Traditional RPA (Robotic Process Automation) and BRMS (Business Rules Management Systems) enable a rules-based approach to building agents that usually deploys some type of forward-chaining logic to accord agency to these agents. These fall in the area of AI often referred to as Expert Systems.
The key advantages are:
1) Relatively easy to set up as this is an established area where approaches to knowledge discovery and codification are well defined. Case in point is KDD – Knowledge Discovery in Databases.
2) Rules management is mature technology.
3) Once the rules hierarchy and paths are defined, the outcome is consistent and reliable.
The key downside of rules-based approach is that it is as good as the completeness and accuracy of the knowledge that drives it. Such systems usually get flustered when they encounter a scenario not supported by embedded knowledge. This often leads to a painstaking track and trace effort to identify the shortcoming and fix it or find an alternate traversal path.
On the other hand, fully autonomous agents come with no or limited prior knowledge. They are assigned a role and objective(s) and policy framework to abide by. They exhibit a goal-seeking behavior that seeks to maximize reward. While they are easier to set up (a series of prompts chosen from a prompt library or ,even better, a pre-defined library of agent templates capturing most common tasks), their behavior is constrained by the knowledge they are trained on. Equally important is the clarity of their goals/objectives especially in relation to other agents.
Given that in any organization there will be multiple such autonomous agents both within and across functions, there is a need to modulate the learned behavior in a multi-agent setting. Technically, modulation is a sense-and-respond mechanism where the agent senses the environment and adjusts the traversal path ,or in some cases, the policy or objective (more on this in the Technical Note at bottom).

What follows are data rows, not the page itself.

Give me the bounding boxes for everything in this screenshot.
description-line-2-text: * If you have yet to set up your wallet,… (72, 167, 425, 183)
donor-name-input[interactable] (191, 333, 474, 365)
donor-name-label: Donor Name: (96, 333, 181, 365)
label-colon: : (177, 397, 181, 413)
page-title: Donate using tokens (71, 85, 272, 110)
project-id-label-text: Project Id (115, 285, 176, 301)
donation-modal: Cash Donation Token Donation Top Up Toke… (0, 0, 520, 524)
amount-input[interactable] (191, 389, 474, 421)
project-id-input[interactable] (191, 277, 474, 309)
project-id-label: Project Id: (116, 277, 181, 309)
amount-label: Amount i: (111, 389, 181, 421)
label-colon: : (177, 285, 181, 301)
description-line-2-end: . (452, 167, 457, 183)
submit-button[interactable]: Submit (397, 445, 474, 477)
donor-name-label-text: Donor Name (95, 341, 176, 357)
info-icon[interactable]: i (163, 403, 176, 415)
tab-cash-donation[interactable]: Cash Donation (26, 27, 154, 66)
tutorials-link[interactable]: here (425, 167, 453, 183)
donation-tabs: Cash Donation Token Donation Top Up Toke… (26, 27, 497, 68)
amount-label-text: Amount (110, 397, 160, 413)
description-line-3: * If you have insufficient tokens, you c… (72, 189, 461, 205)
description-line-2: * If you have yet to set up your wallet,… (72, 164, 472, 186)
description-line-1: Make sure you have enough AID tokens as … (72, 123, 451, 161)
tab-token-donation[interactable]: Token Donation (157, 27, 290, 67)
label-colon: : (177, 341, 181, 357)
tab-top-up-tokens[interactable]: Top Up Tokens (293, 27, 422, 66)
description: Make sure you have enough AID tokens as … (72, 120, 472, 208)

This modulation is a complex undertaking where complexity is directly proportional to the ambiguity or lack of standardization of the task or over-arching process.
For example, to write code from scratch given requirements and then test it, deploy it and set up DevOps tasks requires a well-defined set of steps that is well documented and has enough best-in-class examples available both withing and outside organizations. So, it may be possible (not trivial, it would still require significant effort and testing) to set up an agent-based code factory that goes through the full development lifecycle autonomously with minimal human supervision.
In contrast, a complex business process like S&OP (Sales & Operations Planning) involves multiple functions with often conflicting objectives and sub-optimal trade-offs. It would be exceedingly difficult to set up autonomous agents to run S&OP. Even a hybrid approach (using a mix of rule-based and learned agents) may be difficult as outcomes may be context-dependent and it may not be possible to imbue the agent with the knowledge of all variations and parameters of contextual complexity,
A simple rule of thumb on where to use autonomous AI agents is:
1) Well defined consistent process
2) Ok to have multiple objectives but an overarching global objective is required to define the leeway allowed to the subjunctive objectives
3) Well documented examples and supporting data capturing the universe of possibilities and outcomes
Technical Note: Even when these conditions are satisfied, training autonomous agents is a technically difficult task and requires unique combination of skills (ML + DP - Dynamic Programming + MDP - Markov Decision Process). One usually has to utilize some kind of Reinforcement Learning technique that tries to maximize reward in an assigned policy framework that may itself be dynamic based upon the environment it operates in. Although there are established methods like SFT (supervised Fine Tuning), Contrastive Learning through DPO (Direct Preference Optimization) or GRPO (Group Relative Policy Optimization), this process takes time and resources as all of these are heavily reliant on high quality data curation and some type of human/system feedback for response refinement.